Today’s mammogram came back benign.  There’s been some pushback recently in the medical community against early mammograms, with a concern that they’re picking up very-slow-moving cancers that under normal circumstances might not develop into anything problematic until the person is fifty years older — by which point, they might easily have died from something else.
 
I was talking to Kevin last night, and he’s sort of settled into thinking that might well be what happened with me — they caught something that might never have actually bothered me if we hadn’t done mammograms, maybe we went through that whole terrible year of treatment for nothing, that almost certainly, none of the follow-up mammograms will find anything, and they’re probably a waste of time (but one he still thinks I should go through with, just in case).
 
I don’t feel that way. Part of it is that there were various aspects of my tumor that didn’t seem so slow-growing — on surgery, it turned out to be bigger than they thought it was from scans, etc. But mostly, I’m just not that optimistic, I guess. I’m in the better safe than sorry camp, and I’m glad we did the treatment, however grueling it was.
 
I also have no confidence that the cancer won’t return. Pretty much every time I go in for a mammogram now, I feel like it’s 50-50 what they’ll find. That may not be accurate, but it’s my emotional reality, and shapes my reaction not just to mammogram day, but to my plans for the future.
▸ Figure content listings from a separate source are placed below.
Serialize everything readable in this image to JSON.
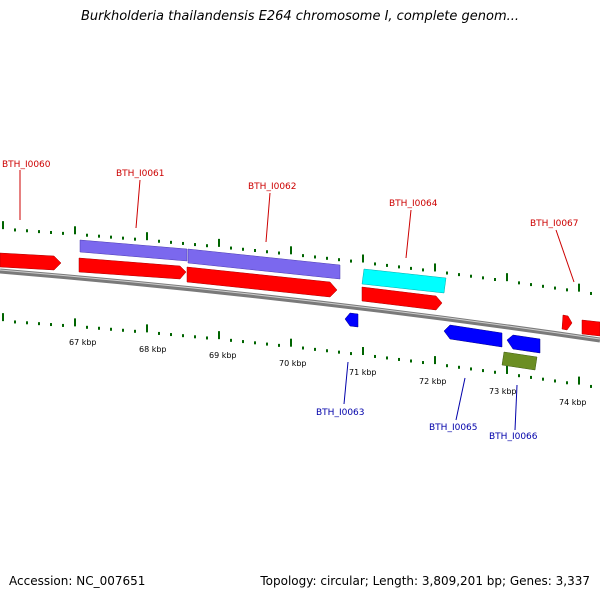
{
  "title": "Burkholderia thailandensis E264 chromosome I, complete genom...",
  "footer": {
    "accession": "Accession: NC_007651",
    "summary": "Topology: circular; Length: 3,809,201 bp; Genes: 3,337"
  },
  "scale_labels": [
    "67 kbp",
    "68 kbp",
    "69 kbp",
    "70 kbp",
    "71 kbp",
    "72 kbp",
    "73 kbp",
    "74 kbp"
  ],
  "gene_labels_forward": [
    "BTH_I0060",
    "BTH_I0061",
    "BTH_I0062",
    "BTH_I0064",
    "BTH_I0067"
  ],
  "gene_labels_reverse": [
    "BTH_I0063",
    "BTH_I0065",
    "BTH_I0066"
  ],
  "colors": {
    "cds": "#ff0000",
    "gene_purple": "#7b68ee",
    "gene_cyan": "#00ffff",
    "gene_blue": "#0000ff",
    "gene_olive": "#6b8e23",
    "forward_label": "#cc0000",
    "reverse_label": "#0000aa",
    "tick": "#006400",
    "backbone": "#808080"
  }
}
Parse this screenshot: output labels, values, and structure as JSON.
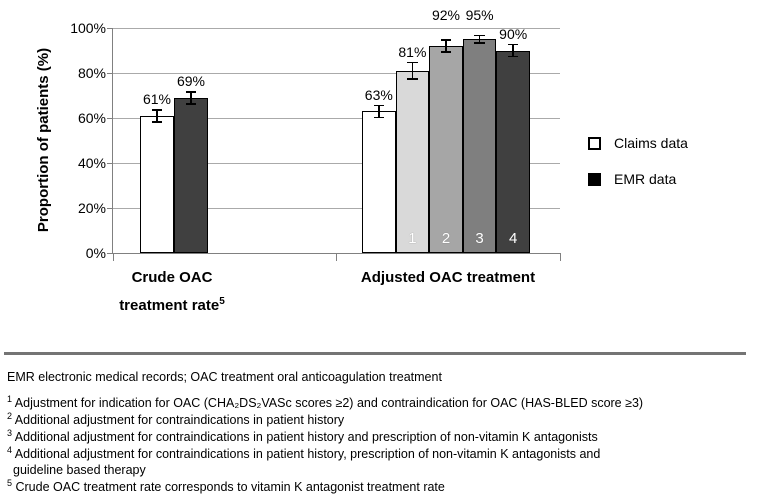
{
  "chart_data": {
    "type": "bar",
    "title": "",
    "ylabel": "Proportion of patients (%)",
    "xlabel": "",
    "ylim": [
      0,
      100
    ],
    "grid": true,
    "ytick_values": [
      0,
      20,
      40,
      60,
      80,
      100
    ],
    "ytick_labels": [
      "0%",
      "20%",
      "40%",
      "60%",
      "80%",
      "100%"
    ],
    "legend_position": "right",
    "legend": [
      {
        "label": "Claims data",
        "fill": "#ffffff"
      },
      {
        "label": "EMR data",
        "fill": "#000000"
      }
    ],
    "groups": [
      {
        "label_lines": [
          "Crude OAC",
          "treatment rate"
        ],
        "label_sup": "5",
        "bars": [
          {
            "series": "Claims data",
            "value": 61,
            "label": "61%",
            "error": 3,
            "fill": "#ffffff",
            "bar_number": ""
          },
          {
            "series": "EMR data",
            "value": 69,
            "label": "69%",
            "error": 3,
            "fill": "#404040",
            "bar_number": ""
          }
        ]
      },
      {
        "label_lines": [
          "Adjusted OAC treatment"
        ],
        "label_sup": "",
        "bars": [
          {
            "series": "Claims data",
            "value": 63,
            "label": "63%",
            "error": 3,
            "fill": "#ffffff",
            "bar_number": ""
          },
          {
            "series": "EMR data adjustment 1",
            "value": 81,
            "label": "81%",
            "error": 4,
            "fill": "#d9d9d9",
            "bar_number": "1"
          },
          {
            "series": "EMR data adjustment 2",
            "value": 92,
            "label": "92%",
            "error": 3,
            "fill": "#a6a6a6",
            "bar_number": "2"
          },
          {
            "series": "EMR data adjustment 3",
            "value": 95,
            "label": "95%",
            "error": 2,
            "fill": "#7f7f7f",
            "bar_number": "3"
          },
          {
            "series": "EMR data adjustment 4",
            "value": 90,
            "label": "90%",
            "error": 3,
            "fill": "#404040",
            "bar_number": "4"
          }
        ]
      }
    ]
  },
  "footer": {
    "abbreviations": "EMR electronic medical records; OAC treatment oral anticoagulation treatment",
    "footnotes": [
      {
        "marker": "1",
        "lines": [
          "Adjustment for indication for OAC (CHA₂DS₂VASc scores ≥2) and contraindication for OAC (HAS-BLED score ≥3)"
        ]
      },
      {
        "marker": "2",
        "lines": [
          "Additional adjustment for contraindications in patient history"
        ]
      },
      {
        "marker": "3",
        "lines": [
          "Additional adjustment for contraindications in patient history and prescription of non-vitamin K antagonists"
        ]
      },
      {
        "marker": "4",
        "lines": [
          "Additional adjustment for contraindications in patient history, prescription of non-vitamin K antagonists and",
          "guideline based therapy"
        ]
      },
      {
        "marker": "5",
        "lines": [
          "Crude OAC treatment rate corresponds to vitamin K antagonist treatment rate"
        ]
      }
    ]
  }
}
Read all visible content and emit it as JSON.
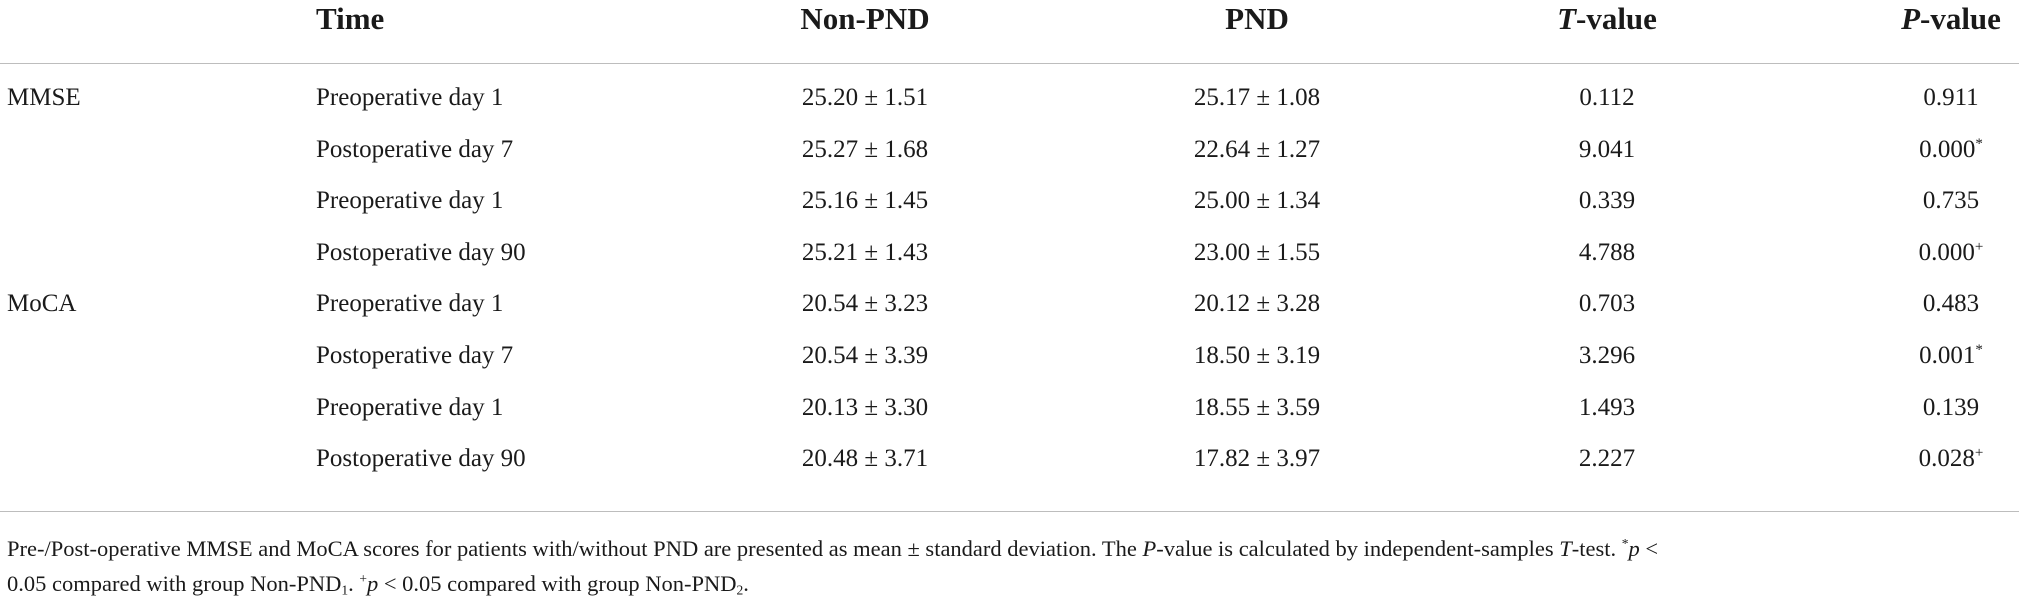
{
  "headers": {
    "group": "",
    "time": "Time",
    "non_pnd": "Non-PND",
    "pnd": "PND",
    "t_value_italic": "T",
    "t_value_rest": "-value",
    "p_value_italic": "P",
    "p_value_rest": "-value"
  },
  "rows": [
    {
      "group": "MMSE",
      "time": "Preoperative day 1",
      "non_pnd": "25.20 ± 1.51",
      "pnd": "25.17 ± 1.08",
      "t": "0.112",
      "p": "0.911",
      "mark": ""
    },
    {
      "group": "",
      "time": "Postoperative day 7",
      "non_pnd": "25.27 ± 1.68",
      "pnd": "22.64 ± 1.27",
      "t": "9.041",
      "p": "0.000",
      "mark": "*"
    },
    {
      "group": "",
      "time": "Preoperative day 1",
      "non_pnd": "25.16 ± 1.45",
      "pnd": "25.00 ± 1.34",
      "t": "0.339",
      "p": "0.735",
      "mark": ""
    },
    {
      "group": "",
      "time": "Postoperative day 90",
      "non_pnd": "25.21 ± 1.43",
      "pnd": "23.00 ± 1.55",
      "t": "4.788",
      "p": "0.000",
      "mark": "+"
    },
    {
      "group": "MoCA",
      "time": "Preoperative day 1",
      "non_pnd": "20.54 ± 3.23",
      "pnd": "20.12 ± 3.28",
      "t": "0.703",
      "p": "0.483",
      "mark": ""
    },
    {
      "group": "",
      "time": "Postoperative day 7",
      "non_pnd": "20.54 ± 3.39",
      "pnd": "18.50 ± 3.19",
      "t": "3.296",
      "p": "0.001",
      "mark": "*"
    },
    {
      "group": "",
      "time": "Preoperative day 1",
      "non_pnd": "20.13 ± 3.30",
      "pnd": "18.55 ± 3.59",
      "t": "1.493",
      "p": "0.139",
      "mark": ""
    },
    {
      "group": "",
      "time": "Postoperative day 90",
      "non_pnd": "20.48 ± 3.71",
      "pnd": "17.82 ± 3.97",
      "t": "2.227",
      "p": "0.028",
      "mark": "+"
    }
  ],
  "footnote": {
    "line1_a": "Pre-/Post-operative MMSE and MoCA scores for patients with/without PND are presented as mean ± standard deviation. The ",
    "line1_p": "P",
    "line1_b": "-value is calculated by independent-samples ",
    "line1_t": "T",
    "line1_c": "-test. ",
    "line1_star": "*",
    "line1_pp": "p",
    "line1_lt": " <",
    "line2_a": "0.05 compared with group Non-PND",
    "line2_sub1": "1",
    "line2_b": ". ",
    "line2_plus": "+",
    "line2_pp": "p",
    "line2_c": " < 0.05 compared with group Non-PND",
    "line2_sub2": "2",
    "line2_d": "."
  }
}
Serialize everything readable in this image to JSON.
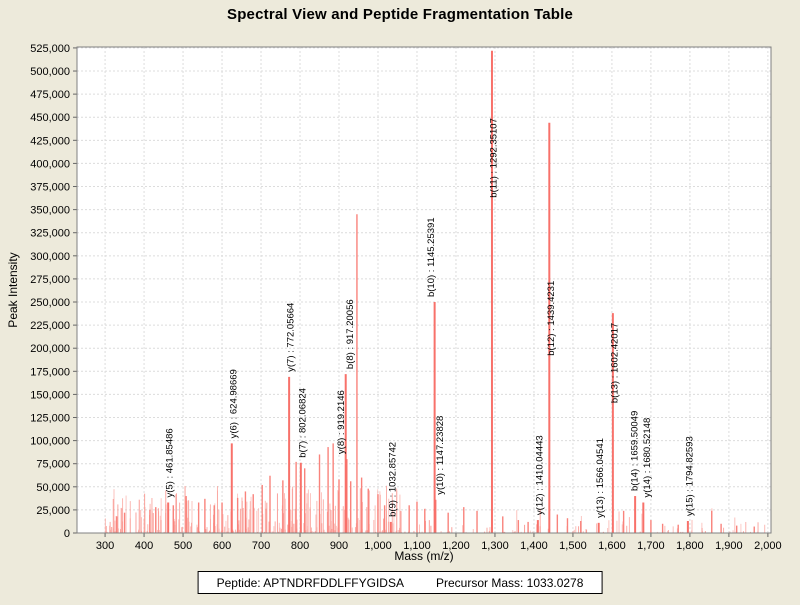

Every time they say ‘benign,’ I feel like, ‘okay, that’s another six more months I can plan on being around for.’ I do make longer term plans, of course, but they’re strongly influenced by my heightened awareness of mortality.
 
The clock is constantly ticking in the back of my head now, which is a good thing in some ways, prodding me to make the most of my time. But I’ve been feeling some increased anxiety as well — I’m not normally an anxious person, but it fades in and out now. If it’s still around at my next internal medicine doctor check-up in a few months, I might ask her to set me up with a therapist who can do talk therapy and/or prescribe me something for it, because it’s distracting and unpleasant.
 
For now — more time outside, more gardening and knitting, trying to keep the to-do list from getting too long and the e-mail inbox from getting too full (both of those are anxiety-provoking, in a way that quickly gets paralyzing, which is counter-productive.) Maybe book a massage once in a while. Read and write.
 
Writing is my greatest therapy, always, so thank you all for listening.